Aviza Technology, Inc.,
a supplier of semiconductor capital equipment and process technologies for the
global semiconductor industry and related markets, and certain of its subsidiaries
have entered into a definitive agreement to sell certain assets to Sumitomo
Precision Products Co., Ltd. ("SPP").
Pursuant to the terms of the agreement, Aviza has agreed to sell to SPP substantially
all of Aviza's assets related to its system, service, parts, spares and
upgrade businesses for batch thermal products and technologies, atmospheric-pressure
chemical vapor deposition ("APCVD") products and technologies, physical
vapor deposition ("PVD") products and technologies, chemical vapor
deposition ("CVD") products and technologies, and plasma etch ("Etch")
products and technologies, as well as its service, parts, spares and upgrade
business for atomic layer deposition ("ALD") products and technologies.

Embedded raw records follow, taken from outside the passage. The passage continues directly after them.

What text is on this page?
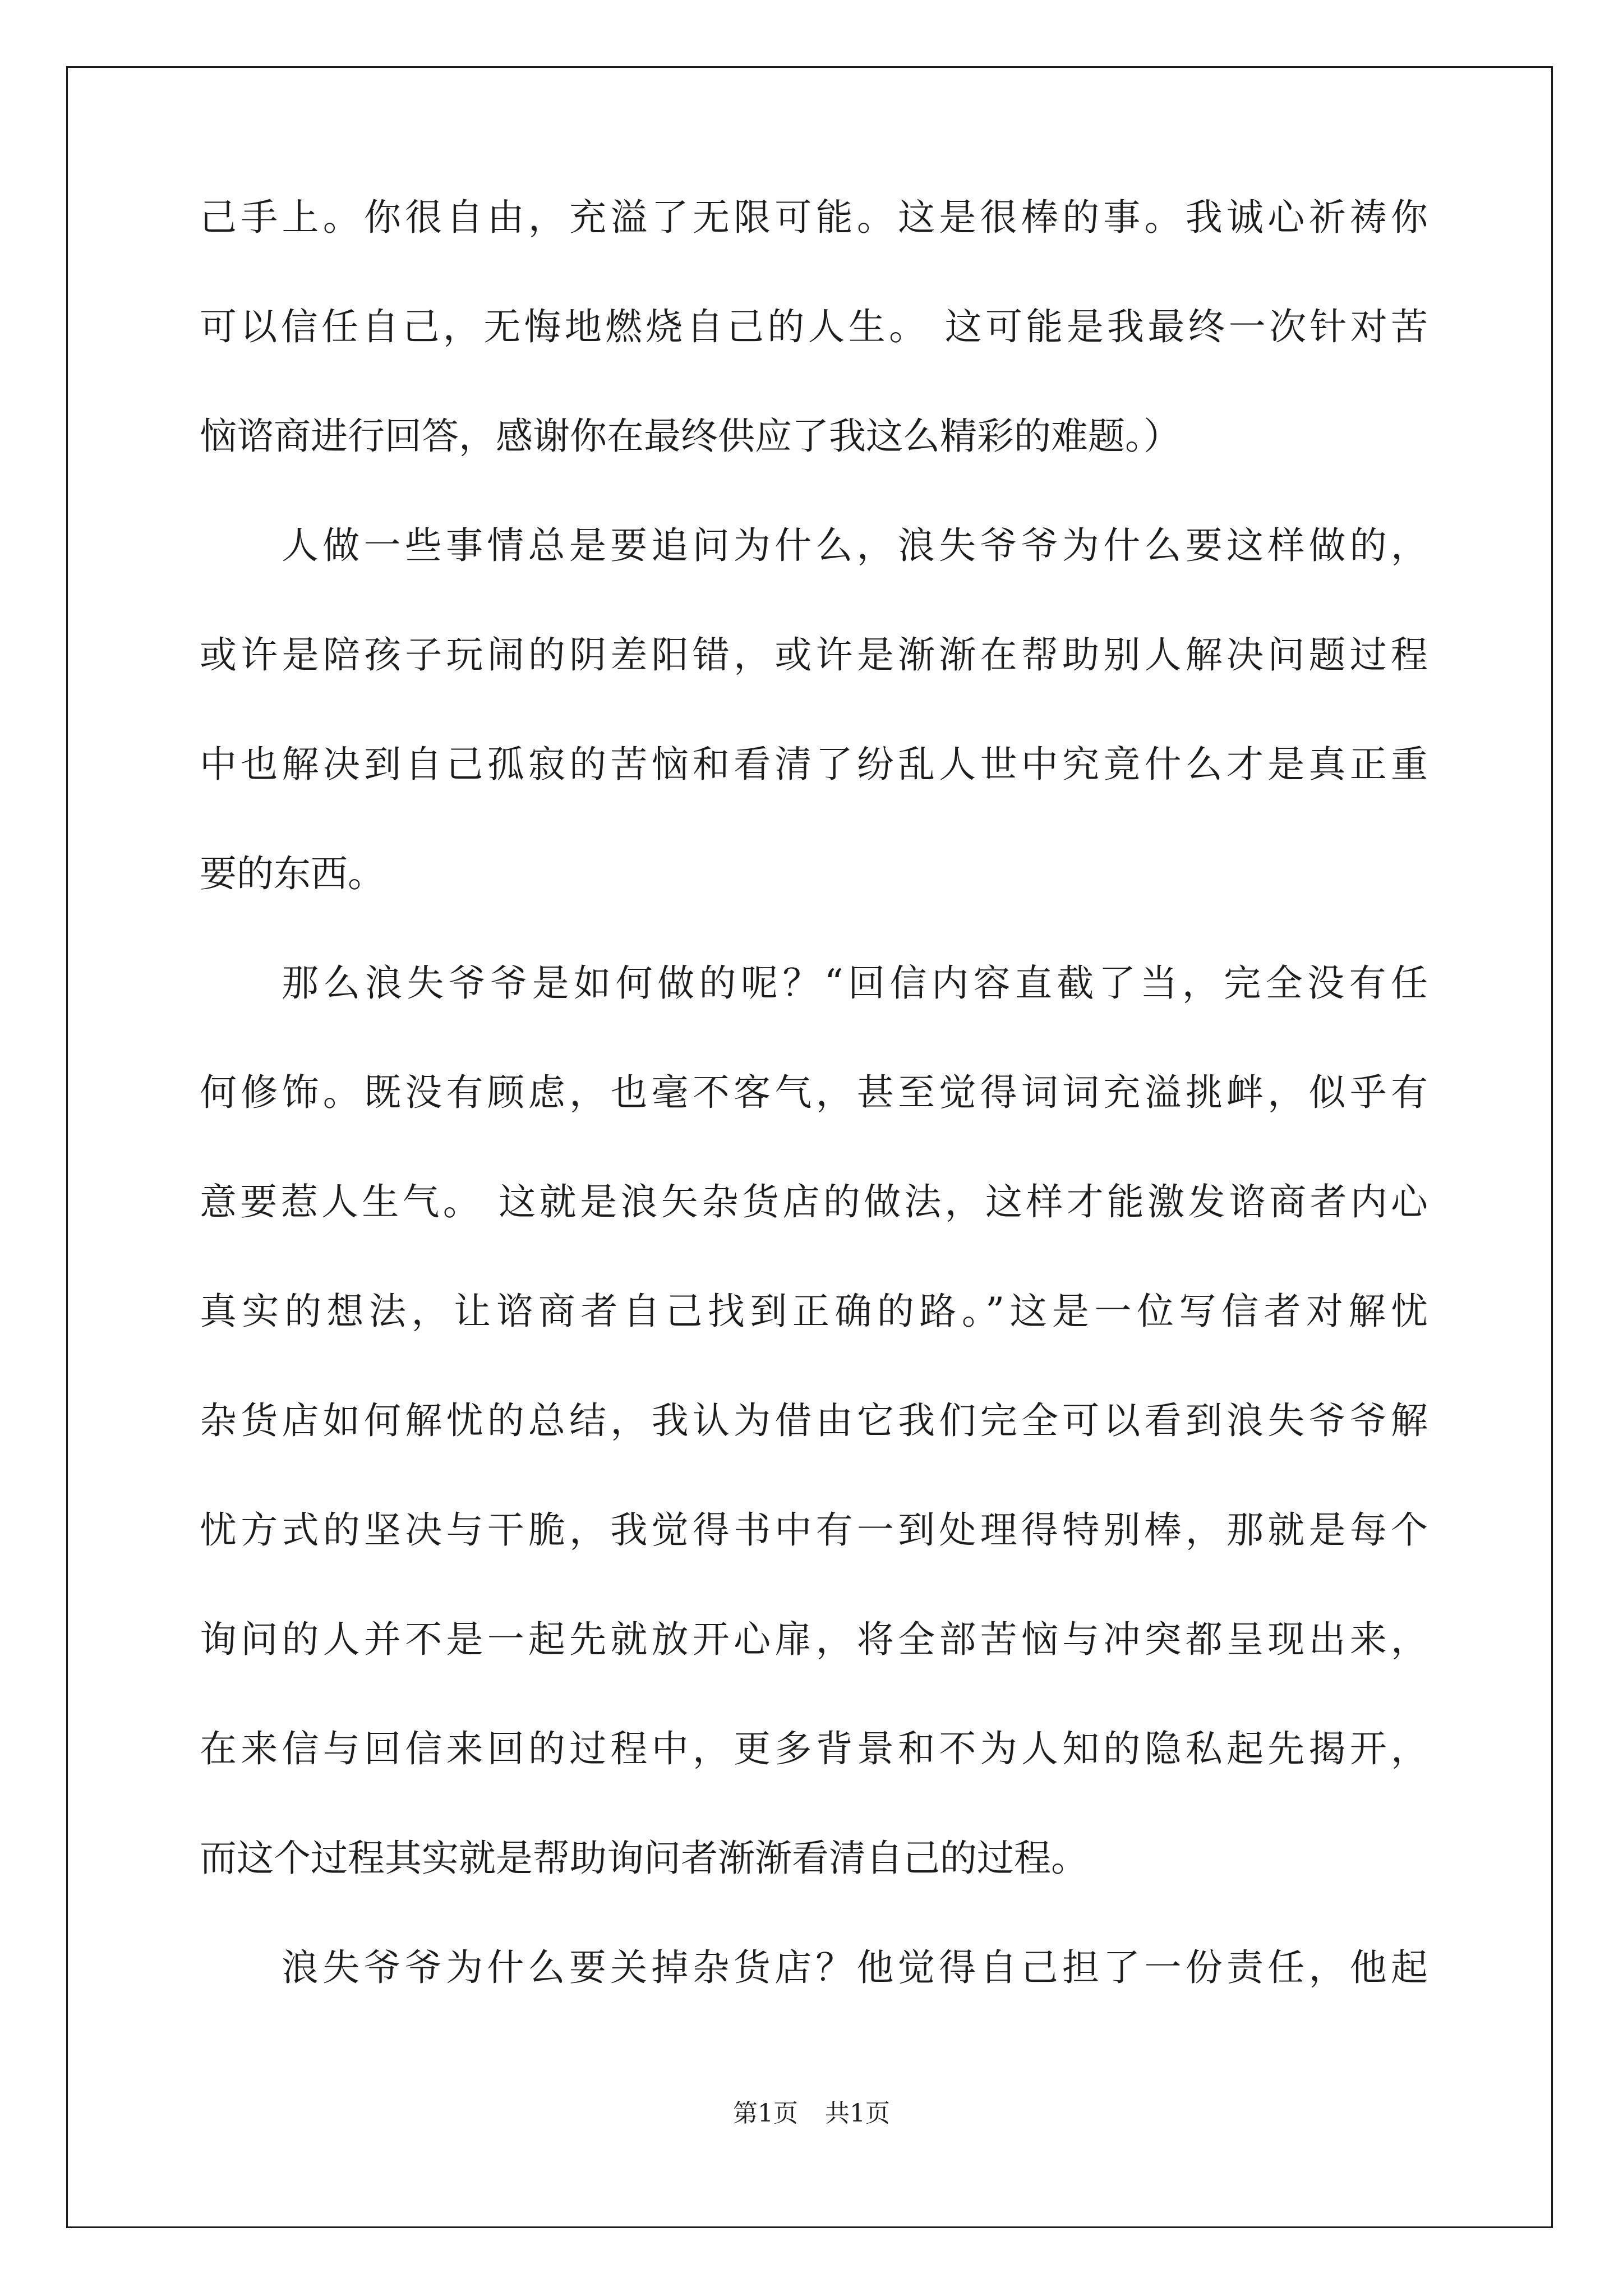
己手上。你很自由，充溢了无限可能。这是很棒的事。我诚心祈祷你
可以信任自己，无悔地燃烧自己的人生。 这可能是我最终一次针对苦
恼谘商进行回答，感谢你在最终供应了我这么精彩的难题。）
人做一些事情总是要追问为什么，浪失爷爷为什么要这样做的，
或许是陪孩子玩闹的阴差阳错，或许是渐渐在帮助别人解决问题过程
中也解决到自己孤寂的苦恼和看清了纷乱人世中究竟什么才是真正重
要的东西。
那么浪失爷爷是如何做的呢？“回信内容直截了当，完全没有任
何修饰。既没有顾虑，也毫不客气，甚至觉得词词充溢挑衅，似乎有
意要惹人生气。 这就是浪矢杂货店的做法，这样才能激发谘商者内心
真实的想法，让谘商者自己找到正确的路。”这是一位写信者对解忧
杂货店如何解忧的总结，我认为借由它我们完全可以看到浪失爷爷解
忧方式的坚决与干脆，我觉得书中有一到处理得特别棒，那就是每个
询问的人并不是一起先就放开心扉，将全部苦恼与冲突都呈现出来，
在来信与回信来回的过程中，更多背景和不为人知的隐私起先揭开，
而这个过程其实就是帮助询问者渐渐看清自己的过程。
浪失爷爷为什么要关掉杂货店？他觉得自己担了一份责任，他起
第1页 共1页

Aviza's headquarters and batch systems manufacturing facilities in Scotts
Valley, California and the property on which they are located are not being
sold to SPP pursuant to the terms of the agreement.

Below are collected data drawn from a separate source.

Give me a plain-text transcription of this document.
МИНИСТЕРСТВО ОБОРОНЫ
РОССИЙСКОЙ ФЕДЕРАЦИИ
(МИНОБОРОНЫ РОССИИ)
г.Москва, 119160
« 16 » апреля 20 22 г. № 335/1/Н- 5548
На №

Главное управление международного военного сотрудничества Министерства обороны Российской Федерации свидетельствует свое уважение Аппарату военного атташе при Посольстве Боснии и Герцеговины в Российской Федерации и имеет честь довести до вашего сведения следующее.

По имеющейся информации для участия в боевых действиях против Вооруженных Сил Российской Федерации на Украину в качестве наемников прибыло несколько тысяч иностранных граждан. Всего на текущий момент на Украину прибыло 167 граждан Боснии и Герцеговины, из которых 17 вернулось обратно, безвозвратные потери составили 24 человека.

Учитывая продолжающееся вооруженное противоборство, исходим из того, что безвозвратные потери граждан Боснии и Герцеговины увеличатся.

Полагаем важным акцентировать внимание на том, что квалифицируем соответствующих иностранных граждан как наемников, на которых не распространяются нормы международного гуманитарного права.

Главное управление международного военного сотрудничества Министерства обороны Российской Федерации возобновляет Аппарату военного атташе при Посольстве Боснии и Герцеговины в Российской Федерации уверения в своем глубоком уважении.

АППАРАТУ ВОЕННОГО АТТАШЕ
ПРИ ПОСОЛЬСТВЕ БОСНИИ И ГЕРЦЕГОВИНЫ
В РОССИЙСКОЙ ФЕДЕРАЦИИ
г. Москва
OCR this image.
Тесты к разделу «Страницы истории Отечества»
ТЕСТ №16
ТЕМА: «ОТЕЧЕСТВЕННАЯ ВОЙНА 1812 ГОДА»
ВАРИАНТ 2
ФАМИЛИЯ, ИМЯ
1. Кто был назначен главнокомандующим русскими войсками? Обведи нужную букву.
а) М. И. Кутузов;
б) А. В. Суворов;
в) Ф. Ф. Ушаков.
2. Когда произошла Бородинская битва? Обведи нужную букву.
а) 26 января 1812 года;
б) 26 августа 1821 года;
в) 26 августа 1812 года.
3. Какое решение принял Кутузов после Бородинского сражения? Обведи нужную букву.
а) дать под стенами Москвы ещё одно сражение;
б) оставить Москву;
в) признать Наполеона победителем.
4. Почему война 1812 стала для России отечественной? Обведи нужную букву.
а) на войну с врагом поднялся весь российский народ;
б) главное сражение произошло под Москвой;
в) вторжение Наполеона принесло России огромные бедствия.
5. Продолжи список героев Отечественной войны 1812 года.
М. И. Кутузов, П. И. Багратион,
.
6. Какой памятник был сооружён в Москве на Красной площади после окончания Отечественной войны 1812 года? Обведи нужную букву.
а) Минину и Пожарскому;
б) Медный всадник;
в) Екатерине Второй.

In exchange for these assets, SPP has agreed to pay Aviza a purchase price
comprised of three components:
- approximately $15 million in cash at closing, subject to certain adjustments;
- a recourse promissory note with an aggregate principal amount of $10 million
that will bear interest at the prime rate, will mature 18 months after the
closing date, will be secured by the purchased accounts receivable and inventory
and certain purchased intellectual property, will be subject to mandatory
monthly prepayments of principal to the extent that SPP's collection of accounts
receivable and sales of inventory securing the note, subject to certain adjustments,
exceed $10 million, and will be guaranteed by SPP; and
- a non-recourse promissory note with an aggregate principal amount that
will be finalized after the closing date but which Aviza currently expects
to be approximately $31.5 million that will not bear interest, will mature
18 months after the closing date, will be secured by the purchased accounts
receivable and inventory, and will be subject to mandatory monthly prepayments
of principal to the extent that SPP's collection of accounts receivable and
sales of inventory securing the note, as adjusted, exceed $20 million. On
the maturity date, SPP will have the option of either repaying the outstanding
principal amount of the non-recourse note in full or returning any remaining
uncollected accounts receivable and unsold inventory to Aviza.
SPP has also agreed to assume certain liabilities of Aviza and its subsidiaries,
including the lease for Aviza's facility in South Wales and approximately
$5 million of operating liabilities.
Aviza's board of directors unanimously approved the agreement and the
transactions contemplated by the agreement. The agreement and the closing of
the transactions contemplated by the agreement are subject to the approval of
the United States Bankruptcy Court and other customary closing conditions. Aviza
expects that the proceeds of the transactions will be used to repay the lenders
under its secured credit facility and its unsecured creditors. Aviza does not
expect that the proceeds from the transactions contemplated by the agreement
will be sufficient to pay its unsecured creditors in full, and thus Aviza does
not believe that holders of Aviza's common stock will receive any proceeds
from the transactions contemplated by the agreement.